The lunch table had been pushed up against one wall and was now heaving under large trays of sandwiches and cakes ready for tea. I looked longingly at a cream-filled chocolate éclair and opted instead for the smallest cucumber sandwich I could find.
‘I hear you are a lawyer,’ said a female voice on my right.
I turned to find Deborah Radcliffe standing next to me. Why did I think she didn’t like lawyers? Maybe it was the way she looked down her nose at me. Lots of people didn’t like lawyers, that is until they got themselves into trouble. Then their lawyer became their best friend, maybe their only friend.
‘That’s right,’ I said, smiling at her. ‘I’m a barrister.’
‘Do you wear a wig?’ she asked.
‘Only in court,’ I said. ‘Lots of my work is not done in courts. I represent people at professional disciplinary hearings and the like.’
‘Oh,’ she said, as if bored. ‘And do you represent jockeys at enquiries?’
‘I have done,’ I said. ‘But not very often.’
She seemed to lose interest completely.
‘How is Peninsula?’ I asked her.
‘Fine, as far as I know,’ she said. ‘He’s now at Rushmore Stud in Ireland. In his first season.’
Retired at age three to spend the rest of his life treated like royalty, passing his days eating, sleeping and covering mares. Horse paradise.
‘But he wasn’t born himself at Rushmore?’ I said.
‘Oh no,’ she replied. ‘We bred him at home.’
‘Where’s home?’ I asked her.
‘Near Uffington,’ she said. ‘In south Oxfordshire.’
‘Where the White Horse is,’ I said. The Uffington White Horse was a highly stylized Bronze Age horse figure carved into the chalk of the Downs a few miles north of Lambourn.

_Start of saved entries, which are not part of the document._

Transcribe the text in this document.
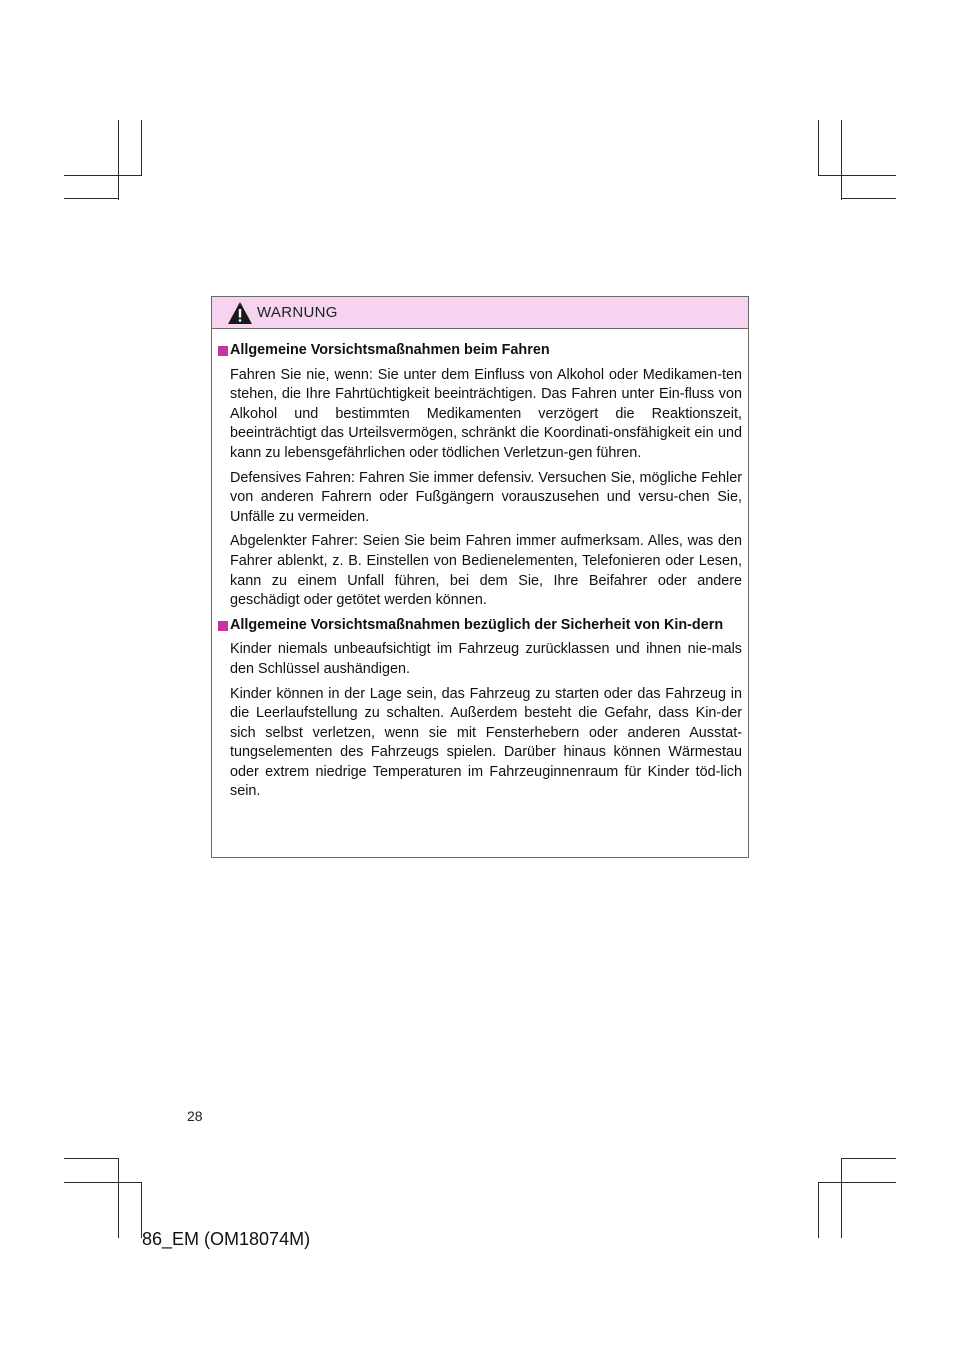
WARNUNG
Allgemeine Vorsichtsmaßnahmen beim Fahren
Fahren Sie nie, wenn: Sie unter dem Einfluss von Alkohol oder Medikamen-ten stehen, die Ihre Fahrtüchtigkeit beeinträchtigen. Das Fahren unter Ein-fluss von Alkohol und bestimmten Medikamenten verzögert die Reaktionszeit, beeinträchtigt das Urteilsvermögen, schränkt die Koordinati-onsfähigkeit ein und kann zu lebensgefährlichen oder tödlichen Verletzun-gen führen.
Defensives Fahren: Fahren Sie immer defensiv. Versuchen Sie, mögliche Fehler von anderen Fahrern oder Fußgängern vorauszusehen und versu-chen Sie, Unfälle zu vermeiden.
Abgelenkter Fahrer: Seien Sie beim Fahren immer aufmerksam. Alles, was den Fahrer ablenkt, z. B. Einstellen von Bedienelementen, Telefonieren oder Lesen, kann zu einem Unfall führen, bei dem Sie, Ihre Beifahrer oder andere geschädigt oder getötet werden können.
Allgemeine Vorsichtsmaßnahmen bezüglich der Sicherheit von Kin-dern
Kinder niemals unbeaufsichtigt im Fahrzeug zurücklassen und ihnen nie-mals den Schlüssel aushändigen.
Kinder können in der Lage sein, das Fahrzeug zu starten oder das Fahrzeug in die Leerlaufstellung zu schalten. Außerdem besteht die Gefahr, dass Kin-der sich selbst verletzen, wenn sie mit Fensterhebern oder anderen Ausstat-tungselementen des Fahrzeugs spielen. Darüber hinaus können Wärmestau oder extrem niedrige Temperaturen im Fahrzeuginnenraum für Kinder töd-lich sein.
28
86_EM (OM18074M)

‘Exactly,’ she replied, suddenly showing more interest in me. ‘I can almost see White Horse Hill from my kitchen window.’
‘I’ve never actually seen the horse,’ I said. ‘Except in photos.’
‘It’s not that easy to see unless you get up in the air,’ she said. ‘We are forever getting tourists who ask us where it is. They seem disappointed when you show them the hill. The horse is almost on the top of it and you can’t even see it properly if you walk up to it. Goodness knows how they made it in the first place.’
‘Perhaps it was the fact that they couldn’t see it properly that made it such a weird-looking horse,’ I said.
‘Good point,’ she said.
‘Do you remember Millie Barlow being there when Peninsula was born?’ I asked.
‘Who?’ she said.
‘Millie Barlow,’ I repeated. ‘She was the vet who was present.’
‘Not really,’ she said. ‘We have foals being born all the time. We have a sort of maternity hospital for horses. They come to us to deliver, especially if they are to then be covered by a local stallion.’
‘But I would have thought you would remember Peninsula,’ I said.
‘Why?’ she said. ‘We didn’t know at the time that he would turn out so good. He had good breeding but it was not exceptional. We were just lucky.’
It made sense. After all, the world knows that William Shakespeare died on 23 April 1616, but it is not known for sure exactly where and on which day he was born, although it is often assumed, for neatness, to be the same day of the year as his death. All that is actually recorded is that he was baptized on 26 April 1564.